Andrews wrote Practical Theology for Black Churches: Bridging Black Theology and African American Folk Religion (2002) and co-authored Listening to Listeners: Homiletical Case Studies (2004) and New Proclamation: Advent through Holy Week, Year A, 2004-2005 (2004). He also designed and co-edited Black Practical Theology (2015) and co-edited a multivolume lectionary commentary series, Preaching God’s Transforming Justice (2011, 2012, 2013).

In addition, he co-edited “Afrofuturism in Black Theology — Race, Gender, Sexuality, and the State of Black Religion in the Black Metropolis” in a special issue of Black Theology: An International Journal (2016) with Terrance Dean, a doctoral student in homiletics and liturgics.

At the time of his death, he was working on two books on the preaching tradition in the Black Church.

An ordained minister in the African Methodist Episcopal Zion Church, Andrews had served AME Zion churches in Connecticut, New Jersey and Massachusetts previously.

Andrews earned his bachelor’s degree from Wesleyan University in Middletown, Connecticut, where he double majored in religion and sociology. He received a master of divinity in 1991 from Princeton Theological Seminary with a concentration in clinical social work. The next year he was a visiting research fellow at the University of Oxford, where he conducted independent research in historical studies on Methodism and preaching in the early church.
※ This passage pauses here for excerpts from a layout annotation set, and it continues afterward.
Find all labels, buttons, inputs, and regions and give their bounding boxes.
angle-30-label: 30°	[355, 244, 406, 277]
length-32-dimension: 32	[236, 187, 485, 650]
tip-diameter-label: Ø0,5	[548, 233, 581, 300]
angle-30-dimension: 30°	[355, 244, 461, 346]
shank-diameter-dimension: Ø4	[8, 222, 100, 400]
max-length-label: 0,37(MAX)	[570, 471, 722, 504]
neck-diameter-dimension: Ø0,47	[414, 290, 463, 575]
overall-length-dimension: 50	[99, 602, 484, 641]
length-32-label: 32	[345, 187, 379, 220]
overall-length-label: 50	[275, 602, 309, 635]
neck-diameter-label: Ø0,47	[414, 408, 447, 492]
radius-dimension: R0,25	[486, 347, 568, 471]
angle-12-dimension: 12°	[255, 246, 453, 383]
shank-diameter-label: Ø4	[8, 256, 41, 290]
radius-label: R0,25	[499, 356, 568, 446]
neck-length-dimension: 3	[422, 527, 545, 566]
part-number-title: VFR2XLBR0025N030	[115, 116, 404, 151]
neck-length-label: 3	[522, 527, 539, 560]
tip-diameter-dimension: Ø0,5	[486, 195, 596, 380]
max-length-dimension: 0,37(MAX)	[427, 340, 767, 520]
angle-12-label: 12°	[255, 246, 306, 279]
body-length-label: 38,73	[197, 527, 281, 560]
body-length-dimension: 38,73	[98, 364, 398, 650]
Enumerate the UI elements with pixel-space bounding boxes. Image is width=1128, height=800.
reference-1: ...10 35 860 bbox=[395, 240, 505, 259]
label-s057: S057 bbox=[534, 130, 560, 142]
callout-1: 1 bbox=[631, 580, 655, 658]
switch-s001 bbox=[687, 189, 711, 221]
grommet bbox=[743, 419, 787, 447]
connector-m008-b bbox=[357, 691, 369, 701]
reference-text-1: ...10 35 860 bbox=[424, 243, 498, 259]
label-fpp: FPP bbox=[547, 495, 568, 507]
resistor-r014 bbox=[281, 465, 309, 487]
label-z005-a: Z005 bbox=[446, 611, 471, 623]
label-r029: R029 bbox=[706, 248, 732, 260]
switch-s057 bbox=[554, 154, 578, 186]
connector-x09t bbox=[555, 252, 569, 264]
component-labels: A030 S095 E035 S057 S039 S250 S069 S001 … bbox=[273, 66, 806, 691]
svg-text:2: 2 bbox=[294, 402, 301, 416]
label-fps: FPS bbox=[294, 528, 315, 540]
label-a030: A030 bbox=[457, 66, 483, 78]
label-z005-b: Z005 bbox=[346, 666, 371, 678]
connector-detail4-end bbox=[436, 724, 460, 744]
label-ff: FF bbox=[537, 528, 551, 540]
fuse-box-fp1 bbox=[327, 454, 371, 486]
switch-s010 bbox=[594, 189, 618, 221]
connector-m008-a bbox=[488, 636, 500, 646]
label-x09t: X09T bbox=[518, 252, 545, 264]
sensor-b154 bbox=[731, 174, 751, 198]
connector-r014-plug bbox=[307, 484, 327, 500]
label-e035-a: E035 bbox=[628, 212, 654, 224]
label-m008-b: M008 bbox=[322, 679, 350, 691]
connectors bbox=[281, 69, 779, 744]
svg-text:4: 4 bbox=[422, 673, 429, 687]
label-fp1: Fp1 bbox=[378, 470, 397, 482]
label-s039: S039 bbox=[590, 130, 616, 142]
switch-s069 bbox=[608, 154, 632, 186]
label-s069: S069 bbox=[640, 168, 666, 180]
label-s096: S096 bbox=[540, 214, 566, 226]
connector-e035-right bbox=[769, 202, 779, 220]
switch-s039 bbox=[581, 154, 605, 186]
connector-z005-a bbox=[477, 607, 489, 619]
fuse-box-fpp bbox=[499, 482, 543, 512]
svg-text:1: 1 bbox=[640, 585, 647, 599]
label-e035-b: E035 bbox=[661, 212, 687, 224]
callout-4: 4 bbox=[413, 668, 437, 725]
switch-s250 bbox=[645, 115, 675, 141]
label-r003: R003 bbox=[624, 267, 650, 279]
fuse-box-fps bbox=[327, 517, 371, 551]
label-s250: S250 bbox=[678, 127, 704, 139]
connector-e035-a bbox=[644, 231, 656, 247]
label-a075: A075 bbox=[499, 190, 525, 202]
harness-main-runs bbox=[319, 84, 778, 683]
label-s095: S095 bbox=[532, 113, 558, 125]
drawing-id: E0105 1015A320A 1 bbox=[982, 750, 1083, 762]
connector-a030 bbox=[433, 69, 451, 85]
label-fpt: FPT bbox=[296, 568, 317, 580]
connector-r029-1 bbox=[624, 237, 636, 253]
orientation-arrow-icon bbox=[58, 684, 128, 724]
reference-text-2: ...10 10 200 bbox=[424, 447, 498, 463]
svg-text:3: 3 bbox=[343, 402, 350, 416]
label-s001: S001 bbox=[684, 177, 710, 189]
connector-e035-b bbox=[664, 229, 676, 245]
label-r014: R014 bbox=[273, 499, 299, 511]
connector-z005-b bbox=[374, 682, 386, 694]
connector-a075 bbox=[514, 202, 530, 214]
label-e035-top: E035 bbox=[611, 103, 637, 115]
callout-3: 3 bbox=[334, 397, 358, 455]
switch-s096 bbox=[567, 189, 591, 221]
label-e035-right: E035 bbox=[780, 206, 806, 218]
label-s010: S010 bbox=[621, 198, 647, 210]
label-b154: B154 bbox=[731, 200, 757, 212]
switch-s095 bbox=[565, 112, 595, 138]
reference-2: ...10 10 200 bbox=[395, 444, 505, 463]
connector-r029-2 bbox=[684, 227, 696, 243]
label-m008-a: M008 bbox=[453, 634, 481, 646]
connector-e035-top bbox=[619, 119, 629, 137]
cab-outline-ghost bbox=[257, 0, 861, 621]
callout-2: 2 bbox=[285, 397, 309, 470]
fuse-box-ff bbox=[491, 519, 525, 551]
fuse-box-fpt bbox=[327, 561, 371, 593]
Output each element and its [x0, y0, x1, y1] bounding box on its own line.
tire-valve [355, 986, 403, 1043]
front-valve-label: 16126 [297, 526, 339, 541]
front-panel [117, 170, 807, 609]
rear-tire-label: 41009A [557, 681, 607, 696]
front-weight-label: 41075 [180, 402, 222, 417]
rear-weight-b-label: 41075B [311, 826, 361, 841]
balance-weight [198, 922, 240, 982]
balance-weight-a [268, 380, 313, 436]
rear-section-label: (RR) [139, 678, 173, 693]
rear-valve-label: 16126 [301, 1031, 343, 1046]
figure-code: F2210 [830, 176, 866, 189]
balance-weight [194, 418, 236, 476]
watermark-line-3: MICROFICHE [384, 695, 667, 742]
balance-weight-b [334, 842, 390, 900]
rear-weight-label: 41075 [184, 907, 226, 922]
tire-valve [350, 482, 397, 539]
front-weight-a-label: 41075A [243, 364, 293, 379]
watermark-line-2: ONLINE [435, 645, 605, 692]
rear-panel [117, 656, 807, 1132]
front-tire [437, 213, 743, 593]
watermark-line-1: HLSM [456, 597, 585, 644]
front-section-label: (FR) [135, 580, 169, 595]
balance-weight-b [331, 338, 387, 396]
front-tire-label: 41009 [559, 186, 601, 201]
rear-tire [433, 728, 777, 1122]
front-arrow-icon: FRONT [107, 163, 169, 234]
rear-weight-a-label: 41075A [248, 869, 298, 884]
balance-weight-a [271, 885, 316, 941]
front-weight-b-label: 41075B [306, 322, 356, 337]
Andrews earned a master of arts in 1997 and a doctorate in 1998 from the Vanderbilt Graduate Department of Religion, where he was a Dorothy Danforth Compton Fellow. Enrolled in the homiletics and in the religion and personality degree program, he was awarded a dissertation fellowship from the Louisville Presbyterian Theological Seminary. He taught at the Louisville seminary and Boston University School of Theology prior to coming to Vanderbilt in 2010.

Andrews’ many professional honors included serving as the president of the Academy of Homiletics as well as the Association of Practical Theology. He was treasurer of the Society for the Study of Black Religion from 2012 to 2016.

A memorial service for Andrews will be held Saturday, Aug. 12, at 2 p.m. in Vanderbilt’s Benton Chapel.